In mid-June, the former Cushman & Wakefield developer said he had acquired the leasehold on the four-story, 101 Fifth Avenue space. And he explained why the facility on Madison Avenue would be home to the family-owned blood bank.
“I realize I sound more cynical than optimistic,” Mr. Lesperance told the New York Blood Center, or NYBC, on June 17, 2019. “But, hey, I have an oath to protect the citizens of New York City. Our data collection efforts are scaled by our ability to collect blood in a safe, secure, and reliable manner. It will be a home run for the NYBC.”
The response was greeted with confusion and heartburn from tenants of the building, many of whom had received emails from the Blood Center over the previous months. By June 22, however, the office believed they had found more solid footing. The Blood Center’s “sole” representative at the office, Krista Mahoney, had agreed in writing to pay $25 per square foot in rent for the building.
But on June 24, the blood center’s lawyers sent Ms. Mahoney a cease-and-desist letter demanding that she cancel any “pledges” that she had made with the building’s owner, Cowen Properties, to pay the stipulated rent. The blood center also reminded her that the renewal agreements signed with the tenants in the building give no such agreement.
(What that says about the lease is not clear, since it is not in writing. Two people with knowledge of the situation said that management at the Blood Center had not reached out to them with the correct language of the lease agreements.)
The Blood Center and Cowen Properties would not comment on the situation, but requests for comment were relayed to Mr. Lesperance. In a phone call on Sunday, Mr. Lesperance said that he was surprised that the Blood Center wasn’t seeing the full value of the property.

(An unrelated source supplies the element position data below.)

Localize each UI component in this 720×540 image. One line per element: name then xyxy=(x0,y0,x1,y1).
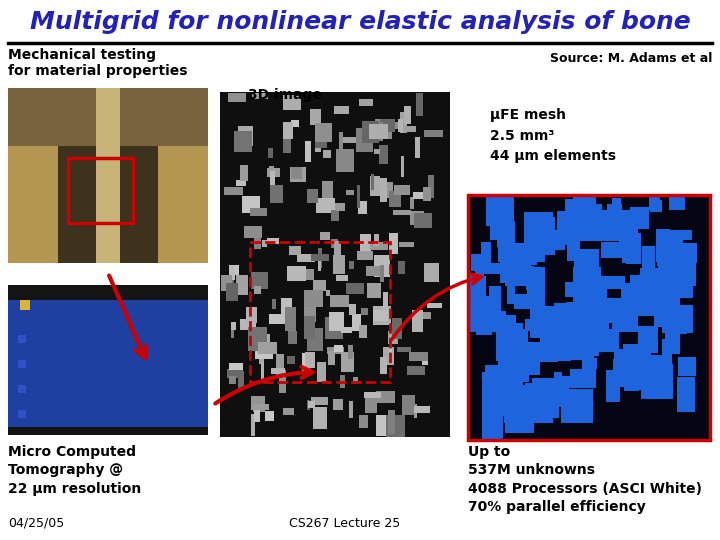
Bar xyxy=(68,158,133,223)
Text: Mechanical testing
for material properties: Mechanical testing for material properti… xyxy=(8,48,187,78)
Bar xyxy=(250,242,390,382)
Text: Source: M. Adams et al: Source: M. Adams et al xyxy=(549,52,712,65)
Bar xyxy=(468,195,710,440)
Text: 3D image: 3D image xyxy=(248,88,322,102)
Text: μFE mesh
2.5 mm³
44 μm elements: μFE mesh 2.5 mm³ 44 μm elements xyxy=(490,108,616,163)
Text: 04/25/05: 04/25/05 xyxy=(8,517,64,530)
Text: Multigrid for nonlinear elastic analysis of bone: Multigrid for nonlinear elastic analysis… xyxy=(30,10,690,34)
Text: Up to
537M unknowns
4088 Processors (ASCI White)
70% parallel efficiency: Up to 537M unknowns 4088 Processors (ASC… xyxy=(468,445,702,514)
Text: Micro Computed
Tomography @
22 μm resolution: Micro Computed Tomography @ 22 μm resolu… xyxy=(8,445,141,496)
Text: CS267 Lecture 25: CS267 Lecture 25 xyxy=(289,517,400,530)
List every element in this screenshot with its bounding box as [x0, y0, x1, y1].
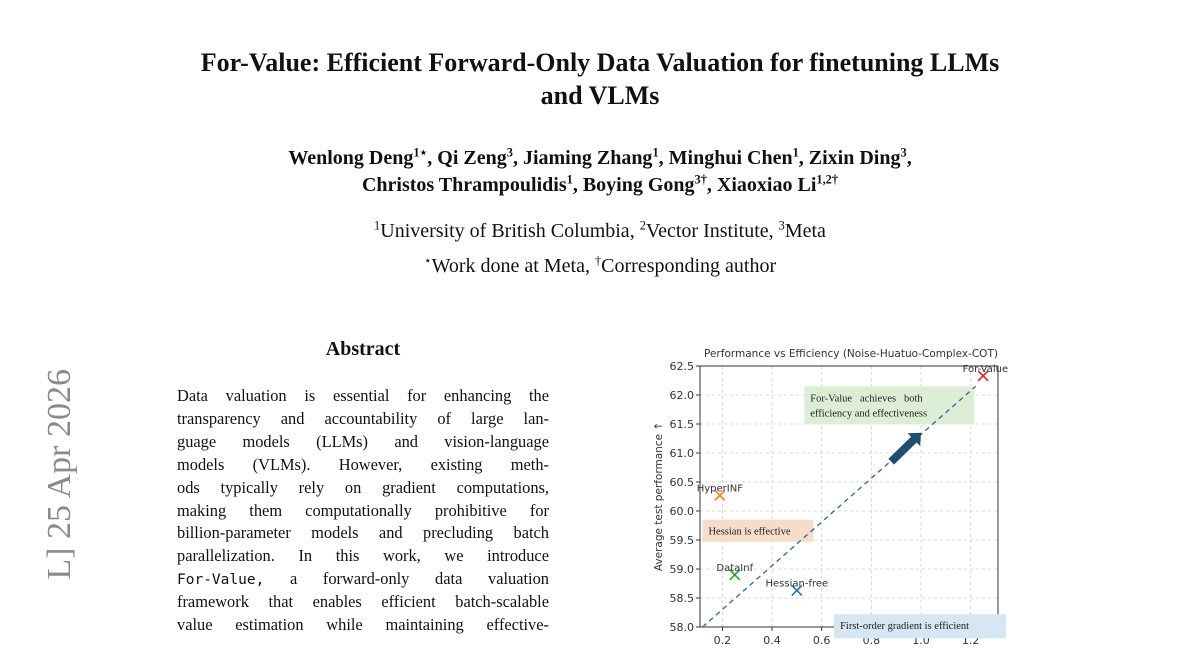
x-tick-label: 0.6: [813, 634, 831, 647]
method-name: For-Value,: [177, 572, 265, 589]
annotation-box: [804, 386, 975, 425]
annotation-text: efficiency and effectiveness: [810, 408, 927, 419]
data-point-marker: [729, 569, 741, 581]
data-point-label: For-Value: [963, 364, 1008, 375]
annotation-box: [834, 614, 1007, 639]
x-tick-label: 0.4: [763, 634, 781, 647]
author: Jiaming Zhang1: [522, 145, 659, 169]
abstract-line: framework that enables efficient batch-s…: [177, 592, 549, 612]
y-axis-label: Average test performance ↑: [653, 422, 665, 571]
data-point-label: DataInf: [716, 563, 753, 574]
abstract-line: value estimation while maintaining effec…: [177, 615, 549, 634]
y-tick-label: 59.0: [670, 563, 695, 576]
abstract-line: guage models (LLMs) and vision-language: [177, 431, 549, 451]
annotation-text: Hessian is effective: [708, 527, 790, 538]
y-tick-label: 59.5: [670, 534, 695, 547]
x-tick-label: 0.2: [714, 634, 732, 647]
abstract-line: models (VLMs). However, existing meth-: [177, 454, 549, 474]
y-tick-label: 62.5: [670, 360, 695, 373]
authors-line2: Christos Thrampoulidis1, Boying Gong3†, …: [361, 172, 839, 196]
data-point-label: HyperINF: [697, 483, 743, 494]
paper-title-line1: For-Value: Efficient Forward-Only Data V…: [200, 48, 1000, 77]
y-tick-label: 61.0: [670, 447, 695, 460]
annotation-text: First-order gradient is efficient: [840, 621, 969, 632]
data-point-marker: [714, 489, 726, 501]
data-point-label: Hessian-free: [766, 578, 829, 589]
abstract-heading: Abstract: [325, 338, 401, 360]
arrow-icon: [888, 432, 922, 465]
data-point-marker: [791, 584, 803, 597]
author: Wenlong Deng1⋆: [288, 145, 428, 169]
y-tick-label: 60.5: [670, 476, 695, 489]
abstract-line: For-Value, a forward-only data valuation: [177, 569, 549, 589]
y-tick-label: 60.0: [670, 505, 695, 518]
abstract-line: making them computationally prohibitive …: [177, 500, 549, 520]
author: Christos Thrampoulidis1: [361, 172, 573, 196]
abstract-line: billion-parameter models and precluding …: [177, 523, 549, 543]
author: Zixin Ding3: [808, 145, 907, 169]
annotation-box: [702, 519, 814, 542]
abstract-line: ods typically rely on gradient computati…: [177, 477, 549, 497]
abstract-line: transparency and accountability of large…: [177, 408, 549, 428]
abstract-line: parallelization. In this work, we introd…: [177, 546, 549, 566]
author: Xiaoxiao Li1,2†: [716, 172, 839, 196]
y-tick-label: 58.0: [670, 621, 695, 634]
author: Qi Zeng3: [437, 145, 513, 169]
affiliations: 1University of British Columbia, 2Vector…: [374, 218, 826, 242]
y-tick-label: 62.0: [670, 389, 695, 402]
author-notes: ⋆Work done at Meta, †Corresponding autho…: [423, 253, 777, 277]
y-tick-label: 61.5: [670, 418, 695, 431]
chart-title: Performance vs Efficiency (Noise-Huatuo-…: [704, 348, 998, 360]
author: Minghui Chen1: [668, 145, 799, 169]
abstract-line: Data valuation is essential for enhancin…: [177, 386, 549, 405]
author: Boying Gong3†: [582, 172, 707, 196]
annotation-text: For-Value achieves both: [810, 393, 923, 404]
y-tick-label: 58.5: [670, 592, 695, 605]
authors-line1: Wenlong Deng1⋆, Qi Zeng3, Jiaming Zhang1…: [288, 145, 912, 169]
data-point-marker: [977, 370, 989, 382]
trend-line: [702, 385, 977, 628]
paper-title-line2: and VLMs: [540, 81, 660, 110]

“We gave them the right of first refusal,” he said. “And they’re the only potential occupant. Even though it’s a big leasehold, we felt it was worth it to agree to something that they hadn’t already agreed to. We still feel that we had the right to negotiate.”
He also said that the agreement would continue to pay $25 a square foot in rent, regardless of whether the Blood Center became a tenant. He referred to the $25-per-square-foot arrangement as a “backstop.”
Now, the Blood Center finds itself in the uncomfortable position of potentially losing a significant revenue stream. Just as it began to grow its practice back in 2015 with the opening of its second New York office at 980 Madison Ave., the Blood Center needed new blood to fund that investment. The New York Blood Center supplies blood to the city’s seven boroughs, from Staten Island to Long Island, in addition to Long Island University Medical Center, Beth Israel Medical Center, St. Luke’s Roosevelt Hospital, New York Presbyterian Hospital and New York-Presbyterian/Weill Cornell.
While the Blood Center would have preferred to stay at the Manhattan building, it wouldn’t lose out completely. The Blood Center was able to secure a 15-year extension on the lease at 980 Madison Ave. That space, it says, is leased at $50 per square foot.
So the Blood Center doesn’t have to scrounge for space as easily. And it has opened three locations in Manhattan during the past three years. It also provides blood in Brooklyn and Queens.
The Blood Center will be able to hold off on pulling out from the Manhattan building while it continues to negotiate for better terms from the owners. When asked, Mr. Lesperance would not speculate on what an updated deal might look like, but it seems likely that the Blood Center will find itself in a stronger position if it begins by negotiating for higher rent.
But if the Blood Center can’t find any new office space, it may have to reduce the hours it operates in Manhattan, or even sell the New York Blood Center name.
“We are considering all options,” Mr. Lesperance said. “It’s painful, especially in this year.”